At the end of a year, this columnist likes to look back at some of those we lost during the year. There's never enough room to list all the valuable dead, but here are some we mourned in 2007.
First, Benazir Bhutto, a charismatic, controversial leader who came back to the Pakistan she'd fled to try and turn it from terror to democracy. She was murdered; her country's future remains in doubt. We lost Boris Yeltsin, who was criticized for many things but who will be remembered for standing on a tank, putting down a coup and announcing the birth of post-Soviet Russia, a truly memorable achievement.
We lost Jack Valenti, a powerful White House aide to President Lyndon Johnson, and we lost Johnson's wife Lady Bird, who was powerful but also full of light and grace. We lost Tom Eagleton, a senator who was briefly George McGovern's running-mate in 1972, forced off the ticket after it was learned he'd had electric shock treatments for depression. And E. Howard Hunt, a spy, who was part of the Watergate scandal.
We lost Luciano Pavarotti, a gifted tenor, and Max Roach, a wonderful jazz drummer, who started back when bop was king and played for years. Sports lost two gifted Yankees--Hank Bauer, who hit home runs without taking pills, and Phil Rizzuto, a legend at shortstop and then a Yankee broadcaster for many years. He called people "huckleberries." I've never been sure why.

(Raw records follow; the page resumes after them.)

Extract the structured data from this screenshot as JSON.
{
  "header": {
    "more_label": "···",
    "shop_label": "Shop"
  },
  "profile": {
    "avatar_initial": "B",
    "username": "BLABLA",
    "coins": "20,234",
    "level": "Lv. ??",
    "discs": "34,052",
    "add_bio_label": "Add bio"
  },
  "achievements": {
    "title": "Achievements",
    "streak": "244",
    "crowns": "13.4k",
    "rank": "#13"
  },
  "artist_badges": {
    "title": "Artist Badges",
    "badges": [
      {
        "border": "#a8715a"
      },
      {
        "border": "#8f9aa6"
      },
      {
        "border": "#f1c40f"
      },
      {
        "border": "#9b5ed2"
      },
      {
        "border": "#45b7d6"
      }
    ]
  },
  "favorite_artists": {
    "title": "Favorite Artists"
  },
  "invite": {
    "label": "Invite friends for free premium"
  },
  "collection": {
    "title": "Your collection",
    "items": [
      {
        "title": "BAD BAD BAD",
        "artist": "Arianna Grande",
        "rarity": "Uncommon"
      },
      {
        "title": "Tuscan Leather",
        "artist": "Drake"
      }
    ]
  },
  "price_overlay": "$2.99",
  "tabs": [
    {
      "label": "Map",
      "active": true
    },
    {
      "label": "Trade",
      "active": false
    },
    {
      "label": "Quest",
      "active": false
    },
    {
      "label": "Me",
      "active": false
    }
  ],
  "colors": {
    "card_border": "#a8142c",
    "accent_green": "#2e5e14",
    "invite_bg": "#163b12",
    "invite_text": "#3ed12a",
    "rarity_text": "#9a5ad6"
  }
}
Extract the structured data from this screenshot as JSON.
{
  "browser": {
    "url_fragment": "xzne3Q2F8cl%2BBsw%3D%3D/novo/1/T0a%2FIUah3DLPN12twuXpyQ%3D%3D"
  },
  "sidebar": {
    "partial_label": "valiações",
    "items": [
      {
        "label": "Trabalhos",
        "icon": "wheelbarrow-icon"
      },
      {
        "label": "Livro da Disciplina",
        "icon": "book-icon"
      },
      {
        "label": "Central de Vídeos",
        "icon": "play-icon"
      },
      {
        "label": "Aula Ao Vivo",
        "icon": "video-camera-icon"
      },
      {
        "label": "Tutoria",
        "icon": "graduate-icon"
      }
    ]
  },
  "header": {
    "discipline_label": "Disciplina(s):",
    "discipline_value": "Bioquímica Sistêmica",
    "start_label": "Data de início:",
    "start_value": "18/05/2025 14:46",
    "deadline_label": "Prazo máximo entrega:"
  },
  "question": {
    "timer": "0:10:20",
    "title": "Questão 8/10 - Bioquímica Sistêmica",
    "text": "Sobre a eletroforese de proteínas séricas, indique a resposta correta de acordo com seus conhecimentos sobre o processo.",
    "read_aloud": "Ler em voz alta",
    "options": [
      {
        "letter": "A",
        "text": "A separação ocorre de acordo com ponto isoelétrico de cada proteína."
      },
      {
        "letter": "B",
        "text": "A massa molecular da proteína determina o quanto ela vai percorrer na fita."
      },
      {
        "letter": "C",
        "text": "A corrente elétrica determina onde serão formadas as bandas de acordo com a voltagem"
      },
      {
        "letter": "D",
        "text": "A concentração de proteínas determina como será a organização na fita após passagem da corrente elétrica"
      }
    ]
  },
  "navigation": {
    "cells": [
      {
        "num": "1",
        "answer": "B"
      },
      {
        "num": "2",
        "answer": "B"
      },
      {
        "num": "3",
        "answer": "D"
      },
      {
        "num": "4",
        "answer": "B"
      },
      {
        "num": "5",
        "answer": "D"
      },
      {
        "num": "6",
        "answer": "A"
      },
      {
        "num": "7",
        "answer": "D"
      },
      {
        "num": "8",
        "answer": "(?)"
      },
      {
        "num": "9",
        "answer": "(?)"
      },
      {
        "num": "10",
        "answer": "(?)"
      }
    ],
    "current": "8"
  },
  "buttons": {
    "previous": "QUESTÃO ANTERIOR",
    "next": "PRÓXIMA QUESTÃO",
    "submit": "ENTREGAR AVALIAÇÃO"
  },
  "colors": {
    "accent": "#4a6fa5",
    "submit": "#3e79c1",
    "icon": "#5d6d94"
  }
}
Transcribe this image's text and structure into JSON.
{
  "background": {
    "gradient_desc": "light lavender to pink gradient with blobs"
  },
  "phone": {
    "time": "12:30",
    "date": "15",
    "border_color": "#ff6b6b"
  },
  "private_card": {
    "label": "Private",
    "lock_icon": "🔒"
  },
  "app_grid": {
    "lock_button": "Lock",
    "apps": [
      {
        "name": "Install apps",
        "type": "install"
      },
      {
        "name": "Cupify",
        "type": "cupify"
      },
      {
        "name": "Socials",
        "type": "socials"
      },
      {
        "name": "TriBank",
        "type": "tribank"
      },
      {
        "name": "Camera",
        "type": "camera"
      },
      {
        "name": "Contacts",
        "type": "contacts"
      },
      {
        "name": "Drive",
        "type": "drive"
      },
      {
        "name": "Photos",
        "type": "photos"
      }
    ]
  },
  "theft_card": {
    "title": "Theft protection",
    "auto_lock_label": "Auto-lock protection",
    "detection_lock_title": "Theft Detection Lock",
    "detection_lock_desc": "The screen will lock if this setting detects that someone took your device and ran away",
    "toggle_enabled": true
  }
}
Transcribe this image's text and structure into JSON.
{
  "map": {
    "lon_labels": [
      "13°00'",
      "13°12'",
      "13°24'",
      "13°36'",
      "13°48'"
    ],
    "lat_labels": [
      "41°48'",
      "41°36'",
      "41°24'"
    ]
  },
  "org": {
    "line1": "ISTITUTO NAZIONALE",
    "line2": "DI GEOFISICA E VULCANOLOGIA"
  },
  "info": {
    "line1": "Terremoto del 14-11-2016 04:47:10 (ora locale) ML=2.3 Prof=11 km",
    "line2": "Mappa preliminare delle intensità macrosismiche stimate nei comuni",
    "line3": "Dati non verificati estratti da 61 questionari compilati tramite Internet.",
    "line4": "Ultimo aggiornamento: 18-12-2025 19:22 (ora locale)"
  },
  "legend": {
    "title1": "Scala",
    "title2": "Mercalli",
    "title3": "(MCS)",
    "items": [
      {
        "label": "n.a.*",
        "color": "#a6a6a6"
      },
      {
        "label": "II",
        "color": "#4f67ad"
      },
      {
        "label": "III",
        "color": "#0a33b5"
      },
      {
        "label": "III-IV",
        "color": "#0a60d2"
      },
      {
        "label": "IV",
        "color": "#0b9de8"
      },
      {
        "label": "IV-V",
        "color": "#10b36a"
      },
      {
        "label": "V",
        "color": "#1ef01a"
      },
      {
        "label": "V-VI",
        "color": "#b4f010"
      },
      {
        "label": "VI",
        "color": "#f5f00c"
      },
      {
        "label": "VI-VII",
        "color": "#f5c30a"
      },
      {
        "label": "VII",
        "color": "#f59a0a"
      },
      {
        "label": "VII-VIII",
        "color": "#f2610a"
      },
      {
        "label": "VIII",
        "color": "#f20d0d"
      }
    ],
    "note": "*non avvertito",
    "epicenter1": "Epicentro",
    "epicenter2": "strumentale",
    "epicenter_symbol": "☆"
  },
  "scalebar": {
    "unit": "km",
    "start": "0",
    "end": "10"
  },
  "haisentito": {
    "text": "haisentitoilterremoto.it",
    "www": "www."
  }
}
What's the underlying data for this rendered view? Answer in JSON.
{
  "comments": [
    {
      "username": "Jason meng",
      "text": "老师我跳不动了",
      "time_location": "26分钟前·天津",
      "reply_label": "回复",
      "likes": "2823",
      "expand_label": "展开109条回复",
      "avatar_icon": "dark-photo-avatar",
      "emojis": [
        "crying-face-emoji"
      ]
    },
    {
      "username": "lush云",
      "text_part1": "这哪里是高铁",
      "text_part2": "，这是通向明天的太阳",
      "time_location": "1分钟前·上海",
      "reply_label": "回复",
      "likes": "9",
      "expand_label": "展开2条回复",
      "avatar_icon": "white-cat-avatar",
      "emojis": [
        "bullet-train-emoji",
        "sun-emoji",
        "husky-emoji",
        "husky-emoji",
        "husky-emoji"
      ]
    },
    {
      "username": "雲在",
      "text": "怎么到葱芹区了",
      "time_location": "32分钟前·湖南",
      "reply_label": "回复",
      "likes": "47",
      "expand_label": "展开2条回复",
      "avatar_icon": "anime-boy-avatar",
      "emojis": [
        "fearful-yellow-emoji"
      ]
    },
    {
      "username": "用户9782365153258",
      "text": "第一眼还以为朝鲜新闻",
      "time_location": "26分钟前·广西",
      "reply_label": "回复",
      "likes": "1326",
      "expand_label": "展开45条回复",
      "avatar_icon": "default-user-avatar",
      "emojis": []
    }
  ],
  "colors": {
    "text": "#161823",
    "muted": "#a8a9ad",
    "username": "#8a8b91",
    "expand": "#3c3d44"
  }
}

We lost novelist Norman Mailer whose first book, "The Naked and the Dead," was probably his biggest hit. Journalism lost some of its finest: Art Buchwald, whose columns made us laugh for thirty years or so; Molly Ivins, a wonderful Texan writer with a gift of humor (she was the one who dubbed this president "Shrub"); and David Halberstam, one of our best and brightest, among the first to see the Vietnam War for the tragic waste it was.
Lost Ingmar Bergman, who proved that movies could make you think as well as laugh and cry. Lost Marcel Marceau, a mime like no other I have ever seen. Lost televangelist Jerry Falwell and astronaut Wally Schirra.
And finally, we lost Paul Tibbets, a U.S. Army Air Corps pilot during World War Two, who on August 6th, 1945, dropped the first atomic bomb ever used in war on the Japanese city of Hiroshima and thereby changed warfare and the world forever.